The standard treatment options for congenital hepatic AVM are conservative management with anti-cardiac failure medications (furosemide, digoxin, captopril, and enalapril) in haemodynamically stable babies who do not require neonatal intensive care unit (NICU) admission. There is a case report suggesting the same. Other treatment options for hepatic AVM include surgical and radiological interventions. Surgical options are ligation or resection of the feeding vessel, partial hepatic resection or orthotopic liver transplantation.3, 4, 7 Radiological interventions available include transcatheter embolisation of the feeding vessels. But the chances of recanalisation are high if there are multiple feeding vessels. 1 Surgical resection is associated with significant risk in sick infants and babies with multiple collateral vessels. As per the available case reports, embolisation is successful and effective in AVM with a single feeding vessel.
Conclusion
Cerebral AVM (Vein of Galen malformation) is known to present as PAH and cardiac failure in newborns. There are only a few case reports of hepatic AVM presenting as PAH. In a few case reports, hepatic AVM is diagnosed incidentally in babies while being managed for PPHN. The high mortality rate (50%–90%) associated with hepatic AVM emphasises the need for a high index of suspicion for early diagnosis and definite treatment. Medical management with drugs can be tried on babies who do not require hospital admission and are haemodynamically stable. Radiological intervention with percutaneous transcatheter embolisation is less expensive, safer, and as effective as the surgical approach.
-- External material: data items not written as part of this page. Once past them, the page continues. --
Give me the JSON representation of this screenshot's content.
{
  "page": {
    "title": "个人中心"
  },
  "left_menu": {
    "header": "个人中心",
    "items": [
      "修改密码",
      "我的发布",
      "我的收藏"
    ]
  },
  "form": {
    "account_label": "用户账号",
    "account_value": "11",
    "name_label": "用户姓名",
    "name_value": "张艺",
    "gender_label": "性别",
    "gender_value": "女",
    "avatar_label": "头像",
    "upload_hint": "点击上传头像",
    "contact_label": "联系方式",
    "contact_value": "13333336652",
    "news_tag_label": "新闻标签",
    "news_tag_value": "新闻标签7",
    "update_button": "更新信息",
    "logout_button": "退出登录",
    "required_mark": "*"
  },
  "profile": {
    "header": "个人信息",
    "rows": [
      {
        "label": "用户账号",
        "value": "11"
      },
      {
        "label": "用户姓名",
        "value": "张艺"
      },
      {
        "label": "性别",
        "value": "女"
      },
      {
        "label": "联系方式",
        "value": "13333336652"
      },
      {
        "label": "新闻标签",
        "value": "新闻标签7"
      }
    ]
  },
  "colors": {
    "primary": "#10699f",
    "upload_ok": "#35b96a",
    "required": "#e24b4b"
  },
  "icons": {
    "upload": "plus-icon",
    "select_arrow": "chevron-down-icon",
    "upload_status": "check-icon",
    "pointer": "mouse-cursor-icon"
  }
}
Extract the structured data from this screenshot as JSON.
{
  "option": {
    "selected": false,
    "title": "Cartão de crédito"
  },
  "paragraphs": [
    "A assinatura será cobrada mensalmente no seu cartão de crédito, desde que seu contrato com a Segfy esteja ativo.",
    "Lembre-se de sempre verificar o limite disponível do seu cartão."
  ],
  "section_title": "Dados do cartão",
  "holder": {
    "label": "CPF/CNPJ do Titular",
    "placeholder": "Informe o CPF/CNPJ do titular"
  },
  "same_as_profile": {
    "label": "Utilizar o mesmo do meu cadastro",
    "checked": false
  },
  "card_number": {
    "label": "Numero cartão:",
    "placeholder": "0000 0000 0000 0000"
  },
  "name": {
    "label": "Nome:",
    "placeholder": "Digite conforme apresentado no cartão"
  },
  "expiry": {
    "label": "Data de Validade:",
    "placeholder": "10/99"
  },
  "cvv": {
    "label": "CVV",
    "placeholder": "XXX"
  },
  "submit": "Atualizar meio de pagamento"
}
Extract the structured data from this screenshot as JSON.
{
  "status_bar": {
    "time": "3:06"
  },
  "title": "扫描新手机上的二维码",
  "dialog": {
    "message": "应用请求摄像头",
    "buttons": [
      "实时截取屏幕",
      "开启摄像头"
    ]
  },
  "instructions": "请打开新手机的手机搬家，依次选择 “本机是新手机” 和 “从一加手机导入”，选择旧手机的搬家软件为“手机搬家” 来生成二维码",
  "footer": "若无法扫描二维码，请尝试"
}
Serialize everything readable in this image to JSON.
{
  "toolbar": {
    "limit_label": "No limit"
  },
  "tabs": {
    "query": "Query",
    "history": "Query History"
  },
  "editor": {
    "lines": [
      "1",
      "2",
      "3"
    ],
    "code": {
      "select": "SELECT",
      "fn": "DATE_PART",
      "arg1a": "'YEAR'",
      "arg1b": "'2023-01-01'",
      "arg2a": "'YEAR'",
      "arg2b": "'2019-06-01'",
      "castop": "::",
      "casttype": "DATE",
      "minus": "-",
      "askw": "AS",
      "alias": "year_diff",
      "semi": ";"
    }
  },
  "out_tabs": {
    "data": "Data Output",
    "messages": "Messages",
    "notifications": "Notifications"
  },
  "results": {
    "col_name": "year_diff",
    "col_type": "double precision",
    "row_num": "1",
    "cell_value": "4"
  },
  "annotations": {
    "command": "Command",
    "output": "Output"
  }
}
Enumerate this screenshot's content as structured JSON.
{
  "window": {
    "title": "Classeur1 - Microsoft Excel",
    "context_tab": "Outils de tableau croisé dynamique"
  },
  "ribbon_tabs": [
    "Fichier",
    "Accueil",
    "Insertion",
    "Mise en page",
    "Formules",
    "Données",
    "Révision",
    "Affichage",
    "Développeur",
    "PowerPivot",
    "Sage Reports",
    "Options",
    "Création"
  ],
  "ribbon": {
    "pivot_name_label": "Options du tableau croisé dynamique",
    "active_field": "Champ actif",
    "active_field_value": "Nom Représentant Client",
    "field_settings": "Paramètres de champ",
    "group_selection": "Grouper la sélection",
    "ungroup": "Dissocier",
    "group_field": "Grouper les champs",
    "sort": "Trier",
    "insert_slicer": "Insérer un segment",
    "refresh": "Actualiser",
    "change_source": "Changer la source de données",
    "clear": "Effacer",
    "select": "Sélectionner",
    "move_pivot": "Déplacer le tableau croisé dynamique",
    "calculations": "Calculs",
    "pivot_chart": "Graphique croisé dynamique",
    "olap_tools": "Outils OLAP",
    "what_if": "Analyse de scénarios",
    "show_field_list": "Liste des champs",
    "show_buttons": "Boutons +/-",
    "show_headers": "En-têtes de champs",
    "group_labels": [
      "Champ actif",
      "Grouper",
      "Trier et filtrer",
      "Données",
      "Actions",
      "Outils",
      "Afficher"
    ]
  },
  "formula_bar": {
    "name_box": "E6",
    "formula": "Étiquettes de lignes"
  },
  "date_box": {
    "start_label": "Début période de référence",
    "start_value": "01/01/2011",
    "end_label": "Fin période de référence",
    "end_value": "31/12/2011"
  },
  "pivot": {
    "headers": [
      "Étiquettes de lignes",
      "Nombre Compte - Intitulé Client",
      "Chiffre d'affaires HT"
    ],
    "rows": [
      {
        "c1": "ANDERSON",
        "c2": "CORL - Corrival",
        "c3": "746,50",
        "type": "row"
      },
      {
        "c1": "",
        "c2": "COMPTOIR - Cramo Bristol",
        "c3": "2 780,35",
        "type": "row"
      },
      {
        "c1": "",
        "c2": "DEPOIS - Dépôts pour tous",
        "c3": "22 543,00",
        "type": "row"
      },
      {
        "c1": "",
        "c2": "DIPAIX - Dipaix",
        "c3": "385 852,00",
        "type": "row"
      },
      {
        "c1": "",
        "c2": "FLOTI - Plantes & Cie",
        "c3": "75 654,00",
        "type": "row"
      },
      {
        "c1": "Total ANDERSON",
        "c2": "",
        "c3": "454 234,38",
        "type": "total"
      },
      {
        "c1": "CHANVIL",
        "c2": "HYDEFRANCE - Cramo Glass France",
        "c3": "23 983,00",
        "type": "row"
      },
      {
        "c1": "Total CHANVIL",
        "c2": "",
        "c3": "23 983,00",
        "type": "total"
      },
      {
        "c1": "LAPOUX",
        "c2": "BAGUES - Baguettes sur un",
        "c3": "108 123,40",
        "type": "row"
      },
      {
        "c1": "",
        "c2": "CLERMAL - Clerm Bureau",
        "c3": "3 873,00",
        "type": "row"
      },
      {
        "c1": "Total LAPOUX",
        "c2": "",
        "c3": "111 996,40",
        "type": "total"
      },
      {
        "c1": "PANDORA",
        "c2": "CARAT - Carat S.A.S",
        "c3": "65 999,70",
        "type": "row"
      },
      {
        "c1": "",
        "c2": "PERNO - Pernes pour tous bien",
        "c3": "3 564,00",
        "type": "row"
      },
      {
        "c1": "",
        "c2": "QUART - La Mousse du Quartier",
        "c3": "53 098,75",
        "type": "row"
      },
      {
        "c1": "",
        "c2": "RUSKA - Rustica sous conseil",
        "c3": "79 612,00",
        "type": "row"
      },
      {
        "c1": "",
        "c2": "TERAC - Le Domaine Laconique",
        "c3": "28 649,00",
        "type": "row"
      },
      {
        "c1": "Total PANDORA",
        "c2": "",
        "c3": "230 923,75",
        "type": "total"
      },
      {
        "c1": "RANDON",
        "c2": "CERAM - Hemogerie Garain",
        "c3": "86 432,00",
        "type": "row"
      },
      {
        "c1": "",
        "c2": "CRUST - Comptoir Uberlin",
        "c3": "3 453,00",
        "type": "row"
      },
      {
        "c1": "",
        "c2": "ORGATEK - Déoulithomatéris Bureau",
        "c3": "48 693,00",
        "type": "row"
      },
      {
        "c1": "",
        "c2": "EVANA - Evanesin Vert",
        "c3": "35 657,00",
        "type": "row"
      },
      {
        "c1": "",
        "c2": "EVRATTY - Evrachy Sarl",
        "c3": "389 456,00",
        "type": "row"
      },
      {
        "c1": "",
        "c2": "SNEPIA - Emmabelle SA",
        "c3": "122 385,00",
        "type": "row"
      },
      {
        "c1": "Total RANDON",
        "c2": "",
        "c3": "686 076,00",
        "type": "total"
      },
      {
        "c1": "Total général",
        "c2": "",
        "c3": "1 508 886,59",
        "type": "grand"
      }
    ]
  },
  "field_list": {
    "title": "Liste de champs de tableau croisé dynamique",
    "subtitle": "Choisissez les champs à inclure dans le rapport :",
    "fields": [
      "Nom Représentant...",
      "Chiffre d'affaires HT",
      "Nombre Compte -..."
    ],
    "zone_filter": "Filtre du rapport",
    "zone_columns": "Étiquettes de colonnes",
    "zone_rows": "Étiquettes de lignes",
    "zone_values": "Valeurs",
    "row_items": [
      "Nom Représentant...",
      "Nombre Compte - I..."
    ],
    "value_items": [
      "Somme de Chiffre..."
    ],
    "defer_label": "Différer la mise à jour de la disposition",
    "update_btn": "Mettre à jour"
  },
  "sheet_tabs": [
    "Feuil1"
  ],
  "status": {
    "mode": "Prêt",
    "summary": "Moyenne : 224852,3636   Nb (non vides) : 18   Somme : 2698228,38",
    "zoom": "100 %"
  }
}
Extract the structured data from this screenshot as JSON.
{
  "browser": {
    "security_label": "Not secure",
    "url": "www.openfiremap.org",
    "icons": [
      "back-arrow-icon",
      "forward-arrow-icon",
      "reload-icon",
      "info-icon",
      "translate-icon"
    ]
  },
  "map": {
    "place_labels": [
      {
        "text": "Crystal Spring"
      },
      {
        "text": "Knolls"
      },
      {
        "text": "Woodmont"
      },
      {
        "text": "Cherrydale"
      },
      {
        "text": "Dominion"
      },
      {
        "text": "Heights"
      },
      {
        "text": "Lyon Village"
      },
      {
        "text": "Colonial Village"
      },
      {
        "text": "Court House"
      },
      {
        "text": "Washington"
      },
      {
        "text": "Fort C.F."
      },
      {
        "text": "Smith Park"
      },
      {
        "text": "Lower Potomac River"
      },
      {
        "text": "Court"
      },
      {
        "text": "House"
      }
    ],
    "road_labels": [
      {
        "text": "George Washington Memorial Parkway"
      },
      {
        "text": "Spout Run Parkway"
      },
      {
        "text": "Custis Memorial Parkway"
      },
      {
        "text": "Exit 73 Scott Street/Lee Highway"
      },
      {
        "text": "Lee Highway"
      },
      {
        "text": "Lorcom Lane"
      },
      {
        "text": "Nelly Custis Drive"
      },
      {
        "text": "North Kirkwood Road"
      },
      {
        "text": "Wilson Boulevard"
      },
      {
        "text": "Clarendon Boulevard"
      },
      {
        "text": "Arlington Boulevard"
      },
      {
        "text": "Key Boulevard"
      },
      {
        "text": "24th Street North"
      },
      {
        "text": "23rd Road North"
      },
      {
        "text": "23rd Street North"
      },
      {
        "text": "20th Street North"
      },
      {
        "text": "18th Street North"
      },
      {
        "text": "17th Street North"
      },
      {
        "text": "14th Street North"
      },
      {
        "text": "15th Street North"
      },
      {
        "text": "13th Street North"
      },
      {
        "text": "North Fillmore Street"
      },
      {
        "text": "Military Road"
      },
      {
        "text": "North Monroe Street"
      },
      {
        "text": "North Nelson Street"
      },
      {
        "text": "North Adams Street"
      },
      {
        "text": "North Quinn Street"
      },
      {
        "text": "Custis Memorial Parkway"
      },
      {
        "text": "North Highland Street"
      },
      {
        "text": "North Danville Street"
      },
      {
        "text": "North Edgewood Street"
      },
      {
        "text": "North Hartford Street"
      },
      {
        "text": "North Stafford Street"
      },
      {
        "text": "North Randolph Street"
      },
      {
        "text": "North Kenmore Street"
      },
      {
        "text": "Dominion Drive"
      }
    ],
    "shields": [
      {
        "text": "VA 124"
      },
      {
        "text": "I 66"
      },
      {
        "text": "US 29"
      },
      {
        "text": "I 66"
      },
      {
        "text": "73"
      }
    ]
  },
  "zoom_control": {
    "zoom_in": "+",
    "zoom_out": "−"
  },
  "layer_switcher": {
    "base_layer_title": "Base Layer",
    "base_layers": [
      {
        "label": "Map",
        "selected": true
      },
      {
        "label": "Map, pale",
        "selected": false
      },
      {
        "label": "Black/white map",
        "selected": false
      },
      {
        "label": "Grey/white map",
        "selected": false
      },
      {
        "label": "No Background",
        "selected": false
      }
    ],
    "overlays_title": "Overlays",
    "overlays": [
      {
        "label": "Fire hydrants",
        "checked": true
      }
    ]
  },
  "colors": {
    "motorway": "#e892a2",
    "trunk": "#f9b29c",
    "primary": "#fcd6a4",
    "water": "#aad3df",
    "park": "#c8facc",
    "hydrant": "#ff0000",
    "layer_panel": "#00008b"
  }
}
However, coil embolisation appears to be most effective in treating AVMs with a single feeder arterial vessel. Finally, this case report emphasises the fact that, while evaluating a baby for severe PAH, echocardiography is incomplete without examination of the liver and brain.
Footnotes
Declaration of Conflicting Interest
The authors declare that they have no conflict of interest. This manuscript has been read and approved by all the authors.
Ethical Approval
Not Applicable.
Funding
The authors received no financial support for the research, authorship, and/or publication of this article.
Informed Consent
Written informed consent is obtained from the newborn’s mother.